İş yerini bir şekilde faaliyete geçirdi. O ilk heyecanla, 1 gün, 2 gün, 2 ay derken her şeye kendisi koşturmaktan yorgun düşmüştü artık. Tüm randevular, planlamalar, ofis ve hatta temizlik işleri kendisindeydi. Müşteriyle ilgilenme, süreç takipleri ise en önemli gündemiydi. Üzerine de ofisin ihtiyaçlarını tamamlamaya uğraşırken, akşamları çok geç vakitte eve girebiliyordu. Çok yoğun bir tempoyla başlamıştı ancak işleri öyle hayal ettiği gibi olamamıştı henüz. Zihnindeki gibi bir müşteri kitlesi de yoktu. Halbuki ne hayalleri vardı. İşleri akacak, birkaç reklam verecek, gelen müşteriyi iyi ağırlarsa zaten satış yapacak, o esnada kendisine ve müşterilerine hizmet eden bir ofis sorumlusu olacak... Bu ofis sorumlusu, sabahları ondan erken gelip, ofisi pırıl pırıl edecek bir temizlik yaparsa, maaşına zam yapmayı bile düşünecekti.

Çıraklık

“Hayaller ve hayatlar, hakikaten farklıymış...” dedi.
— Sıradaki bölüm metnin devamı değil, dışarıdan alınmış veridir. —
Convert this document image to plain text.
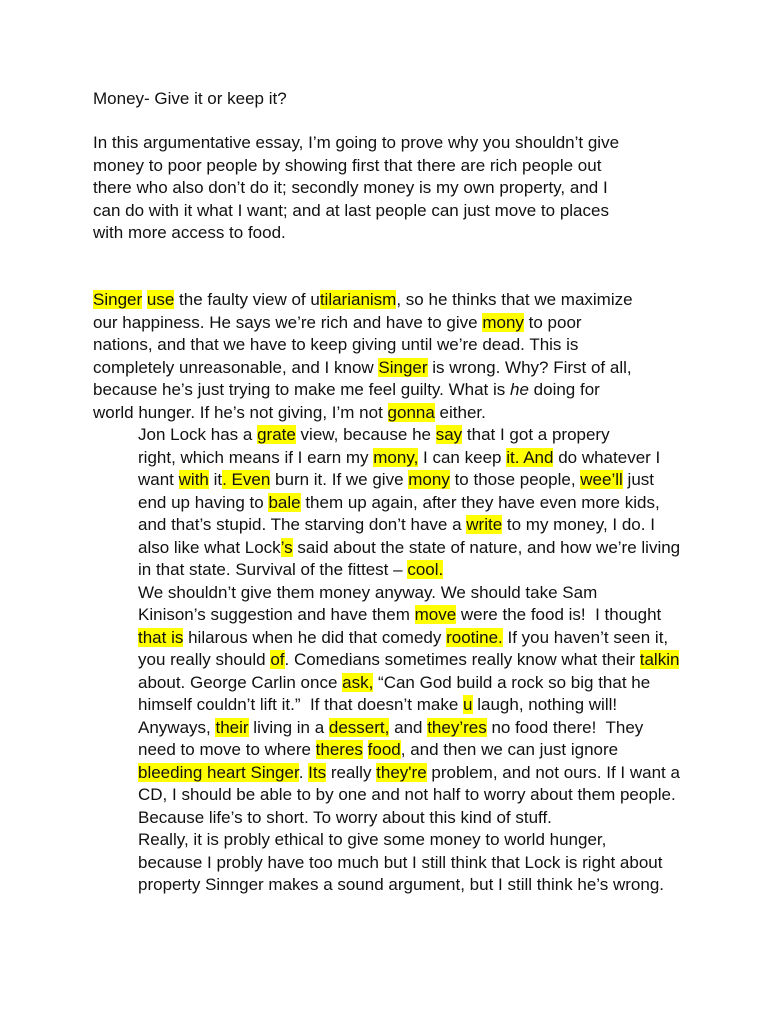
Money- Give it or keep it?

In this argumentative essay, I’m going to prove why you shouldn’t give
money to poor people by showing first that there are rich people out
there who also don’t do it; secondly money is my own property, and I
can do with it what I want; and at last people can just move to places
with more access to food.

Singer use the faulty view of utilarianism, so he thinks that we maximize
our happiness. He says we’re rich and have to give mony to poor
nations, and that we have to keep giving until we’re dead. This is
completely unreasonable, and I know Singer is wrong. Why? First of all,
because he’s just trying to make me feel guilty. What is he doing for
world hunger. If he’s not giving, I’m not gonna either.

Jon Lock has a grate view, because he say that I got a propery
right, which means if I earn my mony, I can keep it. And do whatever I
want with it. Even burn it. If we give mony to those people, wee’ll just
end up having to bale them up again, after they have even more kids,
and that’s stupid. The starving don’t have a write to my money, I do. I
also like what Lock’s said about the state of nature, and how we’re living
in that state. Survival of the fittest – cool.

We shouldn’t give them money anyway. We should take Sam
Kinison’s suggestion and have them move were the food is!  I thought
that is hilarous when he did that comedy rootine. If you haven’t seen it,
you really should of. Comedians sometimes really know what their talkin
about. George Carlin once ask, “Can God build a rock so big that he
himself couldn’t lift it.”  If that doesn’t make u laugh, nothing will!
Anyways, their living in a dessert, and they’res no food there!  They
need to move to where theres food, and then we can just ignore
bleeding heart Singer. Its really they're problem, and not ours. If I want a
CD, I should be able to by one and not half to worry about them people.
Because life’s to short. To worry about this kind of stuff.

Really, it is probly ethical to give some money to world hunger,
because I probly have too much but I still think that Lock is right about
property Sinnger makes a sound argument, but I still think he’s wrong.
Soran çoktu ama alan yoktu. O gün de oldukça uğraşmış, didinmiş ama umduğundan çok daha az bir satış yapabilmişti. O yılgınlıkla eve geçti, duşunu aldı, salona oturdu. Eniştesinin iş durumundan dolayı, ablası küçük çocuğuyla birlikte birkaç gecedir kendilerinde kalıyordu. Henüz emeklemeye başlamış meraklı minik, nasıl da sevdiriyordu kendini. Kucaktan kucağa dolaşırken artık sıkıldığı için, oynasın diye yere bıraktılar. Sohbete dalmışken bir şey dikkatini çekti; yeğeni defalardır koltuğunun kenarını tutuyor, kendini kaldırıyor ve sonraki hareketinde düşüyordu. Sanki hiç düşmemiş gibi tekrar kalkıyor, tekrar düşüyordu. Belki de günlerdir yüzlerce kez yaptığı şey aynıydı. Yüzlerce kez düşmemiş gibi yeniden ve yeniden uğraşmaya devam ediyordu. “İzlerken ben yoruldum yaa!” diye düşündü. Ama işin gerçeği şuydu; insanoğlu inandığı şeyde yorulmayı o kadar da kafaya takmıyordu. Yine, yeniden belki her defasında biraz daha iyi, biraz daha farklı açıdan defalarca deniyordu. Bir sonuç alamadığı halde, doğruluğuna inandığı şey için çabalamaya, mücadele etmeye devam edebiliyordu.

Yeğeni, bunca denemeyle birlikte birkaç gün içinde ayakta durmaya başlamıştı. Birkaç hafta sonra da badi badi yürüyordu. Sonrasında neredeyse koşar olmuştu. Hatta yere bıraktıktan sonra direkt koşuyor, milleti de peşinden koşturuyordu. 

Deneyimsel Tasarım Öğretisi der ki; “Bir işin çıraklığında çok bedel ödenir ancak hemen sonuç alınamaz. İnsan, her yeni başlangıçta olumsuz sonuca rağmen hareket etmek zorunda kalır. Ümidini kaybetmeyip doğru bedelleri ödemeye devam ettiğinde, o işte olumlu sonuçlar almaya başlar.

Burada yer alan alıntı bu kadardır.